Setting up a comfortable late life living arrangement for yourself should not be overlooked. Depending on how you choose to live out your senior years, be it retirement home, assisted living, on your own, etc. outliving your finances should not be a problem for you and it sounds like you may eventually have an estate to pass along. If there is to be no beneficiary as you are suggesting, you will need to come to terms with the fact that your estate will still be going somewhere. Perhaps a financial advisor and/or a spiritual advisor would be helpful to you in coming to terms with options you are comfortable with. It could be a charity, distant relatives, old friends, etc. but nonetheless the reality is it will be going somewhere and could do a lot of positive things for others.

In the meantime, you have a lot of living to do and what and how you do it is up to you. Managing your financial resources has been something you have done well in the past but I still think it may be a good time to consider some outside assistance with your future living plans.
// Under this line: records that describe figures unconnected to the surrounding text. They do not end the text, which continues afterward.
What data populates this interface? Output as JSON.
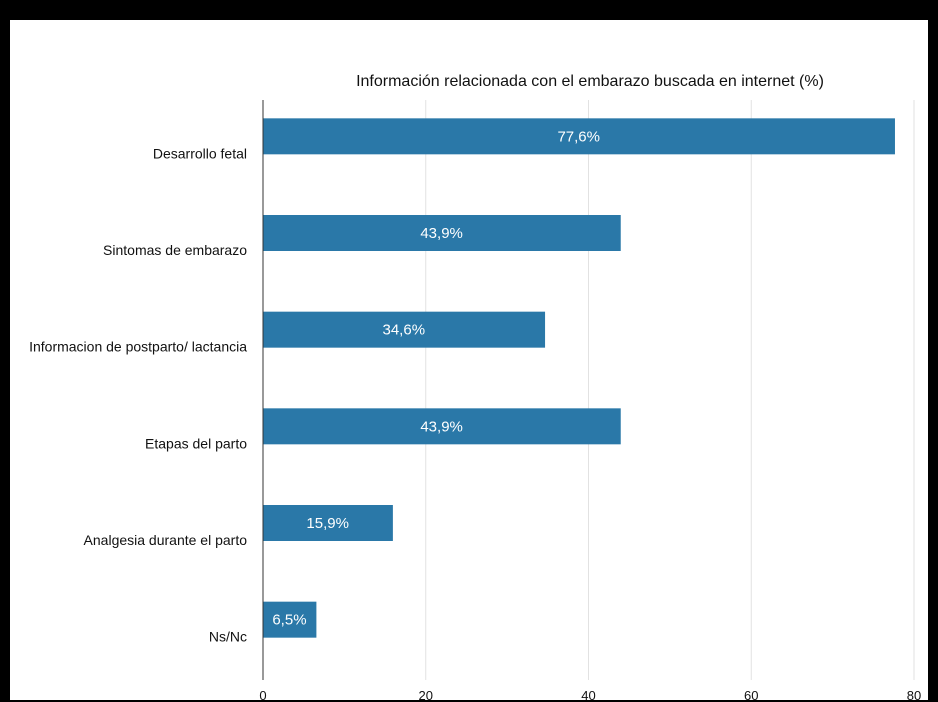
{
  "chart_data": {
    "type": "bar",
    "orientation": "horizontal",
    "title": "Información relacionada con el embarazo buscada en internet (%)",
    "categories": [
      "Desarrollo fetal",
      "Sintomas de embarazo",
      "Informacion de postparto/ lactancia",
      "Etapas del parto",
      "Analgesia durante el parto",
      "Ns/Nc"
    ],
    "values": [
      77.6,
      43.9,
      34.6,
      43.9,
      15.9,
      6.5
    ],
    "data_labels": [
      "77,6%",
      "43,9%",
      "34,6%",
      "43,9%",
      "15,9%",
      "6,5%"
    ],
    "xticks": [
      0,
      20,
      40,
      60,
      80
    ],
    "xtick_labels": [
      "0",
      "20",
      "40",
      "60",
      "80"
    ],
    "xlim": [
      0,
      80
    ],
    "grid": "vertical",
    "bar_color": "#2a78a8"
  }
}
Wishing you the best of outcomes in all your future endeavors.
kcfield
  |     |   Comment #22
Hoody: Thank you very much for sharing your wise counsel with us. I am very sorry to hear of your loss.
milty
  |     |   Comment #28
Hoody: Sorry for your loss. Am afraid our discussions here typically do not strike as close to home as this, but it is a good reminder that carpe diem is real. Thank you for sharing, thank you for setting such a good example for your fellow Savers, and of course good luck to you as well.
milty
  |     |   Comment #29
First Foundation Bank has lowered its savings account rate from 1.20% APY to 1.00% APY as of 8/7/20.
Shelby
  |     |   Comment #31
Hoody sorry for your loss...you have close to 2 million and no debt ...you are sitting in the cat birds seat. You have a military pension and S.S. most likely throwing off somewhere close to $30k a year or more, close to 2 million cash, no debt. You are 73. Draw down 4% on your saving per year, throw back the additional 1 to 3% interest you are getting now to your saving and you should be averaging somewhere close to 75 / 100k a year for the next 25 years which puts you at 98 yrs of age. Of course going forward in the next 25 years as interest rates move up you will add more to your cash position. Enjoy your retirement and spend now.
jimdog
  |     |   Comment #32
Silver inflated another +13.7% last week and has inflated +47.3% in the last month alone.
Lumber inflated another +10.6% last week and has inflated +42.3% in the last month as well. This tells me CD investing is not the best place to be and that inflation is coming so don't lock into those 1 percent 5-7 yr. CDs.